The recent buyup of GameStop stock to undercut the hedge fund shorter has caused a dangerous situation. The attempt to punish Wall Street has created a frenzy of manic buying the likes of such the world has never seen. The result has been the loss of tens of billions of dollars for hedge funds. Those who attempt to bolster GameStop stock are doing so to make a statement against the Wall Street establishment. It’s been working to a point. This pumping of the GameStop stock carries the potential for dangerous behaviors that might have a negative long-term impact.
A new addiction
According to Bloomberg, the frenzy fueled over the morality movement to hold Wall Street accountable for its actions is creating a new problem of its own. The resulting dopamine high is akin to the familiar rush that gamblers feel when they sit at the table. So far, the collective effort has resulted in a big rush where investors are hitting it big. They’re doing it over and over again. It’s a form of democratizing the markets that are also creating the framework for serious gambling addiction. This is commonly seen during stock frenzies. A massive win can cause a thrill that causes the brain to release the chemical dopamine. The joyful feelings that result can lead to feeling invincible. This can necessitate the urge to make larger investments and take higher risks. It’s a recipe for disaster in the investment world. It causes impulsivity that can transfer into other areas of life. Reckless investing generally results in the loss of money. The larger the investment, the higher the losses.

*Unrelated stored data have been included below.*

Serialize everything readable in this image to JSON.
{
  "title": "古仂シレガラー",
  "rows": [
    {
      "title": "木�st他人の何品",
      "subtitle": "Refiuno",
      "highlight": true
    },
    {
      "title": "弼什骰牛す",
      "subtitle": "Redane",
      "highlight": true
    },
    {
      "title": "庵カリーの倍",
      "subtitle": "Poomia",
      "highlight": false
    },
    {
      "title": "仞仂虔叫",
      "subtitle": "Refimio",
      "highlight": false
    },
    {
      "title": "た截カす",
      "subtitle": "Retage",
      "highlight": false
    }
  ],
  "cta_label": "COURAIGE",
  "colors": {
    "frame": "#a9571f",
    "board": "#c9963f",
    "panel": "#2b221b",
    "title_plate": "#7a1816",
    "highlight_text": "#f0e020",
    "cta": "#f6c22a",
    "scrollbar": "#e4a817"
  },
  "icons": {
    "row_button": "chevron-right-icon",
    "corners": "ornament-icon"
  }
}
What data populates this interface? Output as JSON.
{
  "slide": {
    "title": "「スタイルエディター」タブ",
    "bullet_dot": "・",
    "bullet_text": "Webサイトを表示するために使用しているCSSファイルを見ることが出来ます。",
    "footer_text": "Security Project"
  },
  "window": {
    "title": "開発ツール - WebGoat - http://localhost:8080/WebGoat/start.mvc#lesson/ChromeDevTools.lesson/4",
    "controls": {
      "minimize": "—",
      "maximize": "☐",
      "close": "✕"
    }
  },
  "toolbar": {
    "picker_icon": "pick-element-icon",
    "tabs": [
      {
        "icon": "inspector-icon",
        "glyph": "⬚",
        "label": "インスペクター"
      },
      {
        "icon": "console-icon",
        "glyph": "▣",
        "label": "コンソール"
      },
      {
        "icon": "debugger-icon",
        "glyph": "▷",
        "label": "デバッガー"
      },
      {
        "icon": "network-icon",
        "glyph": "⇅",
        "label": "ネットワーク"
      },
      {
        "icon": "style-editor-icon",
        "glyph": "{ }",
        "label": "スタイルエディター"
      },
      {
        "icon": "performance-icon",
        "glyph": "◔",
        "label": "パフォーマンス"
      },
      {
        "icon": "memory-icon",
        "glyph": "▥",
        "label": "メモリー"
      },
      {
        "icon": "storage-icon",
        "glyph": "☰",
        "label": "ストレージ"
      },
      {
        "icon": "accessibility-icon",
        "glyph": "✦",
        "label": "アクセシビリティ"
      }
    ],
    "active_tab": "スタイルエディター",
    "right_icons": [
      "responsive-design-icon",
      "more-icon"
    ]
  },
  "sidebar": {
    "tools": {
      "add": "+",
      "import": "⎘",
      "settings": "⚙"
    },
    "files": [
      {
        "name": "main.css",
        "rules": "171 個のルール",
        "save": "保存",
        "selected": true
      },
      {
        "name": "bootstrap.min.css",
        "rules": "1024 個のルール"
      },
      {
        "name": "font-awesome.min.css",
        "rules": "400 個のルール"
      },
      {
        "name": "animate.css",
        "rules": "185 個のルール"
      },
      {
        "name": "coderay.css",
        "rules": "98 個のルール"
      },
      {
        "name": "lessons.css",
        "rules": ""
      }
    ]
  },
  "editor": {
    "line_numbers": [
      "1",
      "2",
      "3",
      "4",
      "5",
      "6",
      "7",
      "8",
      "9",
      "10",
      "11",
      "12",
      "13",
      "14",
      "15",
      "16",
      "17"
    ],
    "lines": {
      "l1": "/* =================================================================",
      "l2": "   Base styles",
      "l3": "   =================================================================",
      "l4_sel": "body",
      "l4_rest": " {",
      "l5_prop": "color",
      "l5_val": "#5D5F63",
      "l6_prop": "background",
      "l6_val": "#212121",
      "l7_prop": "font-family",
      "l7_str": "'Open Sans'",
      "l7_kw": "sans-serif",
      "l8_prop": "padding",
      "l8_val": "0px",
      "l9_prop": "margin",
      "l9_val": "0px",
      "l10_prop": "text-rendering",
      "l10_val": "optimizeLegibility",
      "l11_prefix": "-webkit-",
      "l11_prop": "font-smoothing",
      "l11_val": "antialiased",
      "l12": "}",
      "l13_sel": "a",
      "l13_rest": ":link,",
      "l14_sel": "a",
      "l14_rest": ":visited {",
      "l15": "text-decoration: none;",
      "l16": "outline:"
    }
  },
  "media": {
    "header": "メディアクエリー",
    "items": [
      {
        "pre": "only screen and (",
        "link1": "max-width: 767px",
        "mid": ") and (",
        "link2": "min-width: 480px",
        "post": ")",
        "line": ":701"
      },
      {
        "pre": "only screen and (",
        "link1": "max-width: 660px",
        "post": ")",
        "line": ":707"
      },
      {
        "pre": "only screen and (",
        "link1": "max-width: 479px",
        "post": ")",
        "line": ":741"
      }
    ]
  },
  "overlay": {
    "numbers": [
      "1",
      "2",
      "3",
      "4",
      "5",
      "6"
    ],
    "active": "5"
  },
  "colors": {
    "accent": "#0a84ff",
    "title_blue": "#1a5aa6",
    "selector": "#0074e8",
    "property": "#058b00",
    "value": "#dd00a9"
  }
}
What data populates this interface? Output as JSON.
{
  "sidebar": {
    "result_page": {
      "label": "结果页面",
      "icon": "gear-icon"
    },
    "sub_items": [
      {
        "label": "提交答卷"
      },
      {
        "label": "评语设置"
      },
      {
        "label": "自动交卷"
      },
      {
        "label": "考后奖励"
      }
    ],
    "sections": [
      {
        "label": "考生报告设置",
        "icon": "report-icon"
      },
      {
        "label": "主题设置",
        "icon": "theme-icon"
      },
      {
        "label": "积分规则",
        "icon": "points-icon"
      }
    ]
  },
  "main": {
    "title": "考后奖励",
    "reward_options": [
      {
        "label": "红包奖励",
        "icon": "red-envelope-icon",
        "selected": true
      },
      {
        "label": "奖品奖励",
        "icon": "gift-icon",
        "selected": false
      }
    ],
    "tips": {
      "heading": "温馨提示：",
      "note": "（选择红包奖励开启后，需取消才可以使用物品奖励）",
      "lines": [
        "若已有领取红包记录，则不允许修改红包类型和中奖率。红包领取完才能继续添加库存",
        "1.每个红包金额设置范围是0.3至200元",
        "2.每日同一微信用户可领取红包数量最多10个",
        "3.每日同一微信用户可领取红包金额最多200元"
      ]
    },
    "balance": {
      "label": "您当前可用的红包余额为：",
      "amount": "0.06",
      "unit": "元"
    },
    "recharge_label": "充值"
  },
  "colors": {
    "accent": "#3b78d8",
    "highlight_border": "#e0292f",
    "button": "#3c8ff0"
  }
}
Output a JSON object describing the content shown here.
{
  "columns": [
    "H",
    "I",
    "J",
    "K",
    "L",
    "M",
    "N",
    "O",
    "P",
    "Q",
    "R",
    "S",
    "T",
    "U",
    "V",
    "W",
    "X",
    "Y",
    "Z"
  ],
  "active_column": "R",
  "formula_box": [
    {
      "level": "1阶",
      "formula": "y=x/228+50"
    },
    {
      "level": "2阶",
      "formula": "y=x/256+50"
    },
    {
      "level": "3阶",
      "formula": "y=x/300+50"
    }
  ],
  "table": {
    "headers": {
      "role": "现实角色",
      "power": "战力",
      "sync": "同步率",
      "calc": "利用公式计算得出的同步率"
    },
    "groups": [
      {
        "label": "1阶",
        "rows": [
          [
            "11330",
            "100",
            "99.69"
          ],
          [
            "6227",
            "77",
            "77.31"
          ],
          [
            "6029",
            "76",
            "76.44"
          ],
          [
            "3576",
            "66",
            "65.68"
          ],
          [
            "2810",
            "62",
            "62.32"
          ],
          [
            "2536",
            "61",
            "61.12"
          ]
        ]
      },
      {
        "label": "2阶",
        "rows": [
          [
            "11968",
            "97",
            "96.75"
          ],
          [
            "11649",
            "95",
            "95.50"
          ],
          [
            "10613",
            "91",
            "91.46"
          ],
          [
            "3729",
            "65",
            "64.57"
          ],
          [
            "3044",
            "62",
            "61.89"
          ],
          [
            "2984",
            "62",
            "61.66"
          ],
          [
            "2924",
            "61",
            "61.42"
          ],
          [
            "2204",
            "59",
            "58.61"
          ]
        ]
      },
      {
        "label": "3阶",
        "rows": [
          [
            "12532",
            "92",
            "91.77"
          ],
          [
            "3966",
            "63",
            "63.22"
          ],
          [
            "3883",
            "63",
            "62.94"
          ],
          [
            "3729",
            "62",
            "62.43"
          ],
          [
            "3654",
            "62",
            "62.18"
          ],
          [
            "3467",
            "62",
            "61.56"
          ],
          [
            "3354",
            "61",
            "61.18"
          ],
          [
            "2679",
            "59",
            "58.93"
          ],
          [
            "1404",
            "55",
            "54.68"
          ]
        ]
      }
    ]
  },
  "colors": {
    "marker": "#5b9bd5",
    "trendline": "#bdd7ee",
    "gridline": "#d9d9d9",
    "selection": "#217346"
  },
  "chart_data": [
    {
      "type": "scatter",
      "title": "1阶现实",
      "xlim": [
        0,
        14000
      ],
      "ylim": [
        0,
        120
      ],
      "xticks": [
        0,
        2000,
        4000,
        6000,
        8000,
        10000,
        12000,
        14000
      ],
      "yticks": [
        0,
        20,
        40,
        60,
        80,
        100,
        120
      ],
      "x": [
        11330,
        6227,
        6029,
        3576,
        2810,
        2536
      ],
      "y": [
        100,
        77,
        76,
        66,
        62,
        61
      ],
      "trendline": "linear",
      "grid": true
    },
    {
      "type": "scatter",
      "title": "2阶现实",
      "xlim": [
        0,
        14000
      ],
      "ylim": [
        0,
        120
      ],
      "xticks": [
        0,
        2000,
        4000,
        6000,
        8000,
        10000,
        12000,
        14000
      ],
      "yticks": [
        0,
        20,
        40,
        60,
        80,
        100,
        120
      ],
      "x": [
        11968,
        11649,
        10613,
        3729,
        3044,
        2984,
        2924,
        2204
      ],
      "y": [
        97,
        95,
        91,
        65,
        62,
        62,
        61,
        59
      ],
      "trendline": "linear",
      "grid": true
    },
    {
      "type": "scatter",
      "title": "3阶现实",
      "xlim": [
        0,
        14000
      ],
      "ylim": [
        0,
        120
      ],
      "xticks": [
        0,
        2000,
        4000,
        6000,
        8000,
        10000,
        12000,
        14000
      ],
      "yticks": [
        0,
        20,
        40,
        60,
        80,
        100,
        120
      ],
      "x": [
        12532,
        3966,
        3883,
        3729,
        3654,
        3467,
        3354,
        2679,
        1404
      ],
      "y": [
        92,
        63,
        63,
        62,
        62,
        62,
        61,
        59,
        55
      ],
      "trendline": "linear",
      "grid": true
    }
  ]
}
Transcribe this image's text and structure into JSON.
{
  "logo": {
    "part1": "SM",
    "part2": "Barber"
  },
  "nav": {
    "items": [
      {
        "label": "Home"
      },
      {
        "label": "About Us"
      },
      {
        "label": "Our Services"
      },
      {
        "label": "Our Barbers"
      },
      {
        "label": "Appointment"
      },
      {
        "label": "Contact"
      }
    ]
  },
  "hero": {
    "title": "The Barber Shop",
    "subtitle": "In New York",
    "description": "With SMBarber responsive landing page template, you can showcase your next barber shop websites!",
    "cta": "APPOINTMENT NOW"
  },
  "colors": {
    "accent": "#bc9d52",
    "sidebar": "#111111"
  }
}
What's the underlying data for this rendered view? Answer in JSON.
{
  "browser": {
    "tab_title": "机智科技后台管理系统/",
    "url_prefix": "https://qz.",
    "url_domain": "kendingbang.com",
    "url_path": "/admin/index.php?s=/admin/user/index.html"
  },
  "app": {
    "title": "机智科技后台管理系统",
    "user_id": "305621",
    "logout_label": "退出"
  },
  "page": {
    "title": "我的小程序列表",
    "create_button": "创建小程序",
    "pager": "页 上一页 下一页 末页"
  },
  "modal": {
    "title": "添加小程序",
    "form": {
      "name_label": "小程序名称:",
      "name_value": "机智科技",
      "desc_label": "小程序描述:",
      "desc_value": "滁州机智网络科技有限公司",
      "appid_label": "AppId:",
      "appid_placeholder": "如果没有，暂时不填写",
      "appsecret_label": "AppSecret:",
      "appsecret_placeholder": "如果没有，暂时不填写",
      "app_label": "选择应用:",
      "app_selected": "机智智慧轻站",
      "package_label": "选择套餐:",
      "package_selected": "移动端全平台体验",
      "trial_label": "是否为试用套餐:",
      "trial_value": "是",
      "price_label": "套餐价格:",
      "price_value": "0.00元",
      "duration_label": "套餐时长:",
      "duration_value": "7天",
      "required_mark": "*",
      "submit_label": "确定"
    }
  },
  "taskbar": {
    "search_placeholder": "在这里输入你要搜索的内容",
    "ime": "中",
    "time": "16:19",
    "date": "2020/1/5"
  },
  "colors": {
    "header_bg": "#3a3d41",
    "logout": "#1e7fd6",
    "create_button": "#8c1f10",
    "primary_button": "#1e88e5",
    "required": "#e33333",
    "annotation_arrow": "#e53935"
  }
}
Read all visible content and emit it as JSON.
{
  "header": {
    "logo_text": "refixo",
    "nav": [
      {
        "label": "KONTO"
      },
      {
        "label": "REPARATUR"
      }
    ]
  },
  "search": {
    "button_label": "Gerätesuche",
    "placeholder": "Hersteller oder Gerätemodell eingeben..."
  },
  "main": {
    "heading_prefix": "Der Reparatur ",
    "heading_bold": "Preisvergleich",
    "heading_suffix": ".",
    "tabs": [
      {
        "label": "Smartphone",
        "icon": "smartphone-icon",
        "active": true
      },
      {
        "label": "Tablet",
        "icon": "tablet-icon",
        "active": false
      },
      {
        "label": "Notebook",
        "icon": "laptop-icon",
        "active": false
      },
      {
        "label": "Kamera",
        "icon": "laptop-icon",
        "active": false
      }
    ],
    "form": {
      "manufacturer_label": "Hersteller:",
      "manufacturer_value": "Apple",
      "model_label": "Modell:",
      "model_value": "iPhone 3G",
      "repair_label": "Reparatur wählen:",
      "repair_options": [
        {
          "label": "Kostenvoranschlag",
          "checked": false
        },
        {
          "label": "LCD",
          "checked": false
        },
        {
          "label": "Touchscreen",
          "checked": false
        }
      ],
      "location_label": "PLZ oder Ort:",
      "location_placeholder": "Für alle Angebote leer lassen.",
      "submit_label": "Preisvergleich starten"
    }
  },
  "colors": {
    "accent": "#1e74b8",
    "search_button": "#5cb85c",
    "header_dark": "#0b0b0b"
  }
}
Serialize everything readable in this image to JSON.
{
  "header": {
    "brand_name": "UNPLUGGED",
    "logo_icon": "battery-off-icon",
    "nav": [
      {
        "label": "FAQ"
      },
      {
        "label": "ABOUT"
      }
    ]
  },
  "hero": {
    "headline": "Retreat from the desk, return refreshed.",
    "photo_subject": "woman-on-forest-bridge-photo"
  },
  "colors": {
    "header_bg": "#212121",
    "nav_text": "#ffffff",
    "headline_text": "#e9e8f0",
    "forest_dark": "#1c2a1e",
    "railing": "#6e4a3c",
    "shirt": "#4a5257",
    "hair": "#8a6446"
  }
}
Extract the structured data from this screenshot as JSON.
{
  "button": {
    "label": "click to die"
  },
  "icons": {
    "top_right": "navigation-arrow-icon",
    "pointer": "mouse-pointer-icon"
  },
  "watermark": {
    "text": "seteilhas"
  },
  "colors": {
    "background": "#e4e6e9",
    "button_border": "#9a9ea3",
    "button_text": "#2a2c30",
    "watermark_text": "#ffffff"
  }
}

A call to ignore the GameStop mania
The Motley Fool offers a single reason why you should ignore the current mania surrounding GameStop. They explain that it’s not just about the money. It’s more about your mental health. Many people consider investing in the stock because of the astronomical returns on investment that others have received. Other notable stocks that are also on the rise from the same type of trading activity include Express, Blackberry, and AMC Entertainment. The word has spread quickly. It continues to fuel the frenzy of investing. For many investing in other segments of the market, the results are going to be less satisfying. The movement that targeted Wall Street for a comeuppance focused on GameStop stock. While the Reddit investors took on Wall Street’s hedge funds and triumphed, the outcome is not likely to be the same for other companies squeezed by hedge betters.
The good and bad of the stock market
There is a positive side to the stock market. When it’s at its very best it’s a venue for creating wealth that can be spread around to everyone involved. People are free to buy and sell and to make the most possible profits on their investments. When the market is at its worst, it’s a huge betting pool similar to a casino. When everyone wants to make a fast buck, it quickly becomes a zero-sum game where some lose and some win on each trade. Stakes are driven higher and squeeze become more impactful. At this point in the GameStop mania, all investors bet that there will be someone who comes along to invest behind them. This is necessary for the rise in profitability to continue. If trading takes a dive than investors who just made their investments are at risk of suffering a loss on the investment. If everyone sells the stock and no others invest, the lack of activity will also cause a drop in value.
Loss aversion is a theory that was developed by Amos Tversky and Daniel Kahnemann. It suggests that the psychological pain of loss is double the impact of the joys experienced when there is a gain. This theory helps to explain the danger of entering the GameStop mania as those who become accustomed to winning are likely to experience a profound psychological event if there is a loss from an investment. It’s possible to enter a phase of greed that triggers excessive behaviors in investing. After experiencing substantial gain, not even further gains will be satisfied because of the larger precedent that has already been set. This can trigger an increase in risk-taking behaviors for some, which results in not paying attention to the common-sense rules of investing to avoid loss. It’s a phenomenon that drives a person to take increasingly larger risks will less satisfaction for smaller gains. Steps are not usually taken to prevent losses when there is the belief that a larger gain is possible. In short, it’s as though all common sense goes out the window and a person’s barometer for gauging common-sense loss avoidance is rendered dysfunctional.
The best investment solutions
To avoid the perils of negative psychological impacts, it’s more beneficial to invest in long-term stocks that you can buy and hold. This takes away the necessity and sense of urgency for monitoring every movement of the market. It decreases the stress that can catapult investors into reckless or paranoid behaviors and there is less likelihood of becoming obsessed with the need to go for bigger and bigger gains.
The number one reason for avoiding the GameStop Mania
The events that are currently taking place with the GameStop investment frenzy pose the risk of becoming negatively affected on a psychological level. It’s a kind of phenomenon that happens when gamblers experience a big win. Smaller wins are not as satisfactory and there is an urge to take bigger risks in hope of larger rewards. Investors who get caught in this cycle throw caution to the wind and cannot find satisfaction in gains that would have otherwise have thrilled them. Avoid getting caught up in the cycle of unrealistic expectations and realize that this is somewhat of an anomaly that can also leave you in a state of loss when and if the tables turn the other direction.